An Appreciation


GEORGE PICKOW, who died on December 10th, aged 88, was born in Los Angeles, but grew up in Brooklyn, New York. Following art training at the Cooper Union, he worked in all areas of photographic media, from making training films for the US navy during the second World War to illustrating children’s books for Scribner’s and the Oxford University Press. 

He also worked with his wife, Jean Ritchie, the famous singer, dulcimer-player and folk-song collector (whom he married in 1950) in the production and illustration of her many books on the traditional music of the Southern Appalachians, including the prize-winning Celebration of Life,and The Swapping Song Book(1952), a volume of songs from her native Cumberland Mountains of Kentucky.

George was well known in music circles in the US during the 1950s as a photographer for record-sleeves. As a portrait photographer he took memorable pictures of numerous Greenwich Village musicians, including Tony Bennett, Dizzy Gillespie, Louis Jordan and Pete Seeger, and of many famous visual artists, including Edward Hopper.

In cinematography, the feature film Festival, a documentary about the Newport Folk Festival, directed by Murray Lerner (on which George worked as associate producer and cameraman), won an award at the Cannes Film Festival. For National Educational Television, he did all the location filming for their classic folklore series, Lyrics and Legends. Another film, a colour documentary of the Padstow Mayday celebration in Cornwall, called Oss! Oss! Wee Oss!(made in collaboration with Peter Kennedy of the BBC), became a classic in its field.

In 1952 Jean was awarded a Fulbright Scholarship to travel to Britain and Ireland. Her idea was to retrace the steps by which her family’s songs had travelled to America, by seeking out their origins in England, Ireland, and Scotland. George accompanied Jean on her Fulbright trip, and together they recorded dozens of folk singers and traditional musicians (using the first ever portable, reel-to-reel recording equipment). George all the time was taking photographs, and paid his way by writing picture-stories for magazines back in the US (the New York Sunday Newsin particular). Amongst the musicians recorded and photographed were Séamus Ennis and Leo Rowsome on the uileann pipes, the singers Elizabeth Cronin, Sarah Makem, and Máire Áine Nic Dhonncha, the famous Traveller singer Margaret Barry, and many others. Their album of field-recordings from Ireland, As I Roved Out,appeared in 1960.

While in Ireland, George photographed other aspects of Irish life: the bird-market in Dublin, road-bowling, coursing, hunting, GAA games (including the craft of making sliotars), life on the Aran Islands, wren-boys, and Christmas traditions, as well as images from the modern Ireland of 1952: the Garda Síochána in Dublin Castle, the launch of Aer Lingus at the new Dublin airport, and a bustling O’Connell Street, packed with cyclists.
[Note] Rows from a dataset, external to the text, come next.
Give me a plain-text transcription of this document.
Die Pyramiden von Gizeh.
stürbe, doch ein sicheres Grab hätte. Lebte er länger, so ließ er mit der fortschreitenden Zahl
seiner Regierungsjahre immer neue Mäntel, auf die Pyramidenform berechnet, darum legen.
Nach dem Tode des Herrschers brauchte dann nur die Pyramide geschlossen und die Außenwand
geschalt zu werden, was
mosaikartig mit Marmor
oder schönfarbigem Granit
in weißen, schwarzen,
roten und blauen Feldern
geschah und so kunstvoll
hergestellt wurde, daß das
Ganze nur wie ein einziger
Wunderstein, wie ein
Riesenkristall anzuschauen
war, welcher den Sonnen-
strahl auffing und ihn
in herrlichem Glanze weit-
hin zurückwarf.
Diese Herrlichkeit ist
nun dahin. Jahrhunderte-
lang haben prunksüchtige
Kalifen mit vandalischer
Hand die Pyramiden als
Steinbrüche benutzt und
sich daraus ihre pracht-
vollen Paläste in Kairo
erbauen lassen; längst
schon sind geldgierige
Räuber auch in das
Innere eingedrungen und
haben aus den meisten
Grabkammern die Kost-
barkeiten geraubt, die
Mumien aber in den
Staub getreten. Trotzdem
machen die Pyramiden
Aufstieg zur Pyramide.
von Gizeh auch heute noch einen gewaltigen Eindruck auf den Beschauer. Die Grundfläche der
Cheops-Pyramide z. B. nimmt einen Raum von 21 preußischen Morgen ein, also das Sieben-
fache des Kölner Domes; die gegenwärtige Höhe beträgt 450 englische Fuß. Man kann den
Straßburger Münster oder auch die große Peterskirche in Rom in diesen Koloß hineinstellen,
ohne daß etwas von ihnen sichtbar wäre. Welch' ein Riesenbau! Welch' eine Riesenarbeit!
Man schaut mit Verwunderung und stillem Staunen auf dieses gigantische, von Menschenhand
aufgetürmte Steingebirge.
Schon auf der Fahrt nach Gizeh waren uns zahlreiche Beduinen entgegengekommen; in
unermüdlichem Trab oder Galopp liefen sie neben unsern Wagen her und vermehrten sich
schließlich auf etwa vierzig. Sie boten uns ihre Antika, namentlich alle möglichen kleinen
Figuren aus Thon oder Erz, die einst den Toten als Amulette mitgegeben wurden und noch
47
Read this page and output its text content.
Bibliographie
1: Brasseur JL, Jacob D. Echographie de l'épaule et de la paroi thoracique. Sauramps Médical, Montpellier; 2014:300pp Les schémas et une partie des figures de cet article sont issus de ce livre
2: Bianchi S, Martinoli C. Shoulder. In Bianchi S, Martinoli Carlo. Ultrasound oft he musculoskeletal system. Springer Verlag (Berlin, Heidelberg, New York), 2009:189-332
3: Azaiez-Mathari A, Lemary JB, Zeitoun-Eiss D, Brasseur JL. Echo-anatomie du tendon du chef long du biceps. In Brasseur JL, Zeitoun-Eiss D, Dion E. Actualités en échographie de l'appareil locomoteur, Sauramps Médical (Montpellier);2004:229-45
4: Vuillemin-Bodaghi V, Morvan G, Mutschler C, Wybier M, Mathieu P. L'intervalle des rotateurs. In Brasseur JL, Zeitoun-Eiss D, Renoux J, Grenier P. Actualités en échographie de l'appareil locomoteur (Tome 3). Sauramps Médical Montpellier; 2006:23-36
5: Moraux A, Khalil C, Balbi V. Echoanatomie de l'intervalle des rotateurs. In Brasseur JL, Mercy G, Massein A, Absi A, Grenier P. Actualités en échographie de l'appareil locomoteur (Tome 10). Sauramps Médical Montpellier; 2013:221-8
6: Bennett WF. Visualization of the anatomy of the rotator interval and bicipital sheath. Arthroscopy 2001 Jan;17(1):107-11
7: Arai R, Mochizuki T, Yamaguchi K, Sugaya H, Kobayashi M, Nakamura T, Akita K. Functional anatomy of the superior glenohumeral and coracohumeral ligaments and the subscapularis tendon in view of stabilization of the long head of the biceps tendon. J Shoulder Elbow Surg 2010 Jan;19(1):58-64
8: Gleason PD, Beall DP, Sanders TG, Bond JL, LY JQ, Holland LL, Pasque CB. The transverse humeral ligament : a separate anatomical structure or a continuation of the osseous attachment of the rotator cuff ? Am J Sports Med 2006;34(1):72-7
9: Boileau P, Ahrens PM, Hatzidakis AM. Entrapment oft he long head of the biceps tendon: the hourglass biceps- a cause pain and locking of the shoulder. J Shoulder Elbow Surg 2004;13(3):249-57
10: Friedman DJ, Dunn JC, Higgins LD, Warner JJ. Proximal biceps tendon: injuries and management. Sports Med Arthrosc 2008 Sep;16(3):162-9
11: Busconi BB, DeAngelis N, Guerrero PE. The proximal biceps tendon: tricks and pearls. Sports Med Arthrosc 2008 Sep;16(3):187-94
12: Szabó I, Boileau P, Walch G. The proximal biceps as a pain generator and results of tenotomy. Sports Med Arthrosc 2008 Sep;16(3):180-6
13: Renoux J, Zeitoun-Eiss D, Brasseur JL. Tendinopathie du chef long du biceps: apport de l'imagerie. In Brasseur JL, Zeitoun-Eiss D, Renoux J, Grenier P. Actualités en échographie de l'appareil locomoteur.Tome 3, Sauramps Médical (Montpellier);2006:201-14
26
As a result, a unique and priceless collection of images came into being.

In the course of a return visit to Ireland in July 1991, as part of the Galway Arts Festival, Jean and George were themselves recorded, and their recollections of folk-song-collecting in Ireland preserved for posterity. George’s seemingly limitless store of hilarious stories also captivated his audience. The festival hosted an exhibition of George’s work, which then travelled to west Cork, where he and Jean met up again with all those locals who featured in George’s 1952 photos. It was a memorable occasion. Last stop on that trip was in Dublin, where Jean and George were special guests at the launch of the Bringing it All Back HomeTV series, made by Philip King and Nuala O’Connor, in which Jean was prominently featured.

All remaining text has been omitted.